The right kind of natural game
On November 20, a day after Shadman Islam got his maiden call-up to the national side before the first Test against West Indies in Chattogram, Bangladesh head coach Steve Rhodes was hard at work with the youngster in an optional net session.
"Don't think about it; just play the ball," he kept telling the left-handed opener, who was fine-tuning his batting against the off-spin of fellow uncapped player Nayeem Hasan.
Nayeem made his debut two days later, but Shadman had to wait till yesterday to earn the cherished cap and walk out to open the innings with Soumya Sarkar.
During the course of his 199-ball stay, he put on a 64-run stand with Mohammad Mithun, who could be heard on the stump microphone telling Shadman "to just keep playing your normal game".

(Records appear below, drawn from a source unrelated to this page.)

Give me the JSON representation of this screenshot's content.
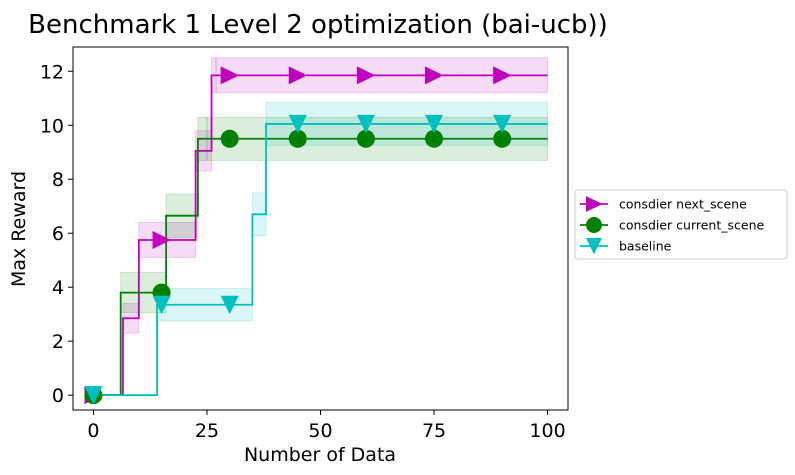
{
  "chart_data": {
    "type": "line",
    "title": "Benchmark 1 Level 2 optimization (bai-ucb))",
    "xlabel": "Number of Data",
    "ylabel": "Max Reward",
    "xlim": [
      -4.5,
      104.5
    ],
    "ylim": [
      -0.55,
      12.9
    ],
    "xticks": [
      0,
      25,
      50,
      75,
      100
    ],
    "yticks": [
      0,
      2,
      4,
      6,
      8,
      10,
      12
    ],
    "xtick_labels": [
      "0",
      "25",
      "50",
      "75",
      "100"
    ],
    "ytick_labels": [
      "0",
      "2",
      "4",
      "6",
      "8",
      "10",
      "12"
    ],
    "grid": false,
    "legend_position": "outside-right",
    "series": [
      {
        "name": "consdier next_scene",
        "color": "#bf00bf",
        "marker": "triangle-right",
        "step_x": [
          0,
          6.5,
          10,
          16,
          22.5,
          26,
          27,
          100
        ],
        "step_y": [
          0,
          2.85,
          5.75,
          5.75,
          9.05,
          11.85,
          11.85,
          11.85
        ],
        "band_lower": [
          0,
          2.3,
          5.1,
          5.1,
          8.3,
          11.2,
          11.2,
          11.2
        ],
        "band_upper": [
          0,
          3.4,
          6.4,
          6.4,
          9.8,
          12.5,
          12.5,
          12.5
        ],
        "marker_x": [
          0,
          15,
          30,
          45,
          60,
          75,
          90
        ],
        "marker_y": [
          0,
          5.75,
          11.85,
          11.85,
          11.85,
          11.85,
          11.85
        ]
      },
      {
        "name": "consdier current_scene",
        "color": "#008000",
        "marker": "circle",
        "step_x": [
          0,
          6,
          16,
          23,
          25,
          100
        ],
        "step_y": [
          0,
          3.8,
          6.65,
          9.5,
          9.5,
          9.5
        ],
        "band_lower": [
          0,
          3.05,
          5.85,
          8.7,
          8.7,
          8.7
        ],
        "band_upper": [
          0,
          4.55,
          7.45,
          10.3,
          10.3,
          10.3
        ],
        "marker_x": [
          0,
          15,
          30,
          45,
          60,
          75,
          90
        ],
        "marker_y": [
          0,
          3.8,
          9.5,
          9.5,
          9.5,
          9.5,
          9.5
        ],
        "note_steps": "step_y[i] holds from step_x[i] to step_x[i+1]"
      },
      {
        "name": "baseline",
        "color": "#00bfbf",
        "marker": "triangle-down",
        "step_x": [
          0,
          14,
          35,
          38,
          100
        ],
        "step_y": [
          0,
          3.35,
          6.7,
          10.05,
          10.05
        ],
        "band_lower": [
          0,
          2.75,
          5.9,
          9.25,
          9.25
        ],
        "band_upper": [
          0,
          3.95,
          7.5,
          10.85,
          10.85
        ],
        "marker_x": [
          0,
          15,
          30,
          45,
          60,
          75,
          90
        ],
        "marker_y": [
          0,
          3.35,
          3.35,
          10.05,
          10.05,
          10.05,
          10.05
        ]
      }
    ]
  }
}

The normal or 'natural' game mantra is a favoured one of the Tigers, but it has also caused some grief in Test cricket when even seasoned campaigners failed to tailor their instincts to the match situation. Fortunately for a side that seems perennially in search of a opening partner for the currently injured Tamim Iqbal, Shadman's natural game looks perfectly suited for his position.
Making the immense step up from domestic first-class cricket to facing West Indian pacers in a Test match, Shadman was largely untroubled over the course of an innings that lasted the better part of four hours. A feature of his innings was the finely honed and decisive footwork and the clear choice of which balls to play and which to leave, both of which have been lacking in the three openers tried this year -- Imrul Kayes, Liton Das and Soumya Sarkar.

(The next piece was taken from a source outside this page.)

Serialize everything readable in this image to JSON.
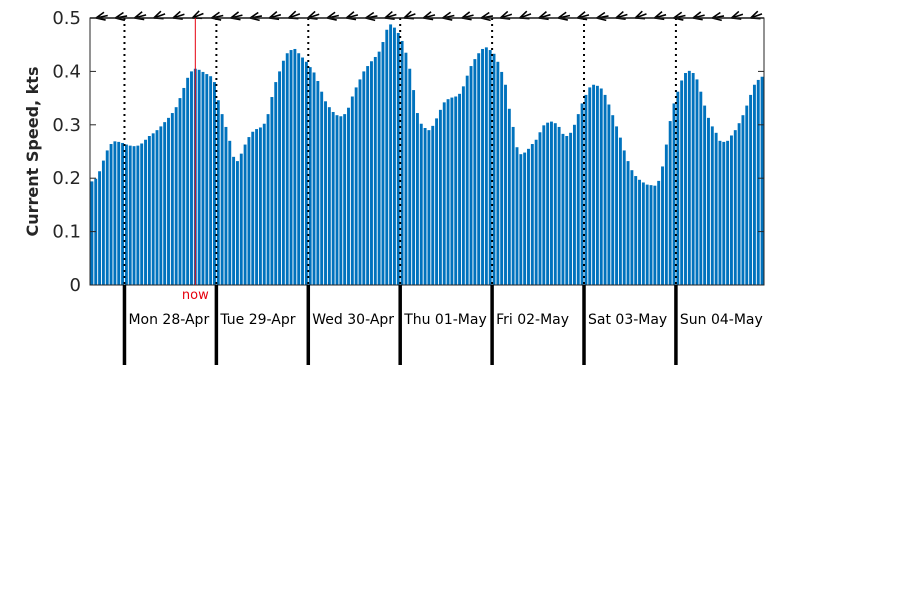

"The ball will come… [I thought] I will play the same way I do in first-class cricket. I didn't think about anything else," Shadman said after the day's play.
His 76 -- the seventh-highest score by a Bangladeshi on debut -- should be a shot in the arm of domestic cricket in Bangladesh. It has long been bemoaned that domestic cricket was of too low a standard to feed the national team, but the 23-year-old is through and through a product of the first-class system.
He finished as the top run-scorer this season in the National Cricket League, and the two centuries he scored -- 157 in five hours and 52 minutes and 189 in seven hours and 41 minutes -- for Dhaka Metro served as a blueprint of how he batted yesterday.
Perhaps that was why Rhodes had insisted Shadman not think too much about what he was doing; he was already doing it correctly.
It proved that even if domestic standards leave a lot to be desired, there is no replacement for honing one's approach over hours and hours in match situations.
"There is no disappointment. Everyone wishes to score a century on debut. I tried to do my utmost for the team and bat accordingly. Maybe I couldn't do it all… couldn't finish the way I needed to," he said of missing out on becoming the fourth Bangladeshi to score a century on debut.
He actually did not seem too disappointed, perhaps because he knew, as the rest of the team will too, that if he continues in this vein there will be many more opportunities.